Earlier, she’d posted, “Advertising that gets specific about vaginal health has a tendency to disappear…”
She speaks from experience. And yes, Wisp’s latest OOH ads, now up in Soho in downtown NYC, feature three eyeball-arresting red-and-white panels. One says, “We love healthy vaginas.” Another features an abstracted pixilated vagina in red, with the Wisp logo over it. The third reads, “Get vaginal care faster than this ad will be censored.”
And yes, previous ads were “disappeared.”
That recalls the infamous “lactating cookie” incident in Times Square this past May. The double standards involved were mind-blowing.
In a place known for extremely provocative, body-revealing ads for both men and women, a digital billboard for lactation cookies -- a recipe to stimulate milk production that chef Molly Baz developed in partnership with the breastfeeding start-up Swehl -- was in rotation.
Baz was photographed standing with her pregnant belly, sporting a sequined bikini bottom, holding large enough cookies up over her breasts to cover them. “Just Add Milk,” said the tag line.
The ad was supposed to run over the week leading up to Mother’s Day, playing for the first minute of every hour. But by Thursday, it was pulled.
A Clear Channel representative said the ad violated “guidelines on acceptable content.” It was replaced with another image of a more-covered-up Molly. The original was funny, open, full of energy, and hardly X-rated. It was far more memorable than the second.
So, presently in some billboard advertising circles, a sexualized breast is allowed to run, no problem, but a nursing or lactating boob is censored and shamed.
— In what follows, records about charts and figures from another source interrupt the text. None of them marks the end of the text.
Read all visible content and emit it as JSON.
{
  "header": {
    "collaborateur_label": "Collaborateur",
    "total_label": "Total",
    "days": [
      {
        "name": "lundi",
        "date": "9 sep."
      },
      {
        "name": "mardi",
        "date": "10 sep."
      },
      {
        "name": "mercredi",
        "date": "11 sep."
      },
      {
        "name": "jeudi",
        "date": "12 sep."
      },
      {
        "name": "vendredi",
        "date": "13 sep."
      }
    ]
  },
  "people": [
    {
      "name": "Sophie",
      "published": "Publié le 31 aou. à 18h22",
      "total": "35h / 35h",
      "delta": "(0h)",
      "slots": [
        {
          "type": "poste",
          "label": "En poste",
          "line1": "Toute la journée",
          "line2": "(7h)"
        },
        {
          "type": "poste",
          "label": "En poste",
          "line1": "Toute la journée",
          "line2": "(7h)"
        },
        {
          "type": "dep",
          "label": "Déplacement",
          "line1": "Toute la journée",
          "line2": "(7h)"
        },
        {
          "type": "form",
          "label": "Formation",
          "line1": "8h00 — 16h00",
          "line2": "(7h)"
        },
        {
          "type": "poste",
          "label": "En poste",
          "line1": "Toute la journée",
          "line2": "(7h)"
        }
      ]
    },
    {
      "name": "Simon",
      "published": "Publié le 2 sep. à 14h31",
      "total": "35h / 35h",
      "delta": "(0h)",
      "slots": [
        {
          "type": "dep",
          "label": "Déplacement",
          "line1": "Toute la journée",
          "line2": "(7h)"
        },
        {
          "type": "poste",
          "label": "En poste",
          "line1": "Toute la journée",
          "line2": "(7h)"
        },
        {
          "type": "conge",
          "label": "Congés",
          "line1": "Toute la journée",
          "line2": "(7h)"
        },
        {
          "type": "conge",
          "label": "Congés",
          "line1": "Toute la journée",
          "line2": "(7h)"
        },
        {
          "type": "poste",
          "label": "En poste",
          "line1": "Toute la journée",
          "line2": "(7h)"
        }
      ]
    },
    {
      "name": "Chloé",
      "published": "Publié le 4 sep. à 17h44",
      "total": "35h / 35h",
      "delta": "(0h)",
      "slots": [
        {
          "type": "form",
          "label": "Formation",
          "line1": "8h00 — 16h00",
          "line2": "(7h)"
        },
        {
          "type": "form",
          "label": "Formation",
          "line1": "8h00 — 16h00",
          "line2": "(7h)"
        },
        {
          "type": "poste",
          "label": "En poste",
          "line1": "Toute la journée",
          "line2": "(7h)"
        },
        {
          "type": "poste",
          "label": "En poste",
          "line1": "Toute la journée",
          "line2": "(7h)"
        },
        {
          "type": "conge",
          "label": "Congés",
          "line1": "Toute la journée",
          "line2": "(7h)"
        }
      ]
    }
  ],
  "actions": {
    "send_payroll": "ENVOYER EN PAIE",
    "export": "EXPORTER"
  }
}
The start-up Seed later gave Swehl its own billboard space to run the original, and it was restored.
Back to Wisp. “Vaginal health should be a normalized part of our overall wellbeing and Wisp campaigns will always reflect that,” Dwork said. “These campaigns and creative approaches are meant to normalize the conversation and bring it to the forefront, rather than allowing it to disappear due to roadblocks.”
Wisp is clever to advertise the possible censorship within its own ad, to get attention, gather press coverage, and no doubt attract people who’ll steal its ads as collector’s items.
But by being transparent about getting the message out, Wisp is not only supporting the right to get uncensored healthcare information in ads, but also standing up for women’s vaginal health education in general.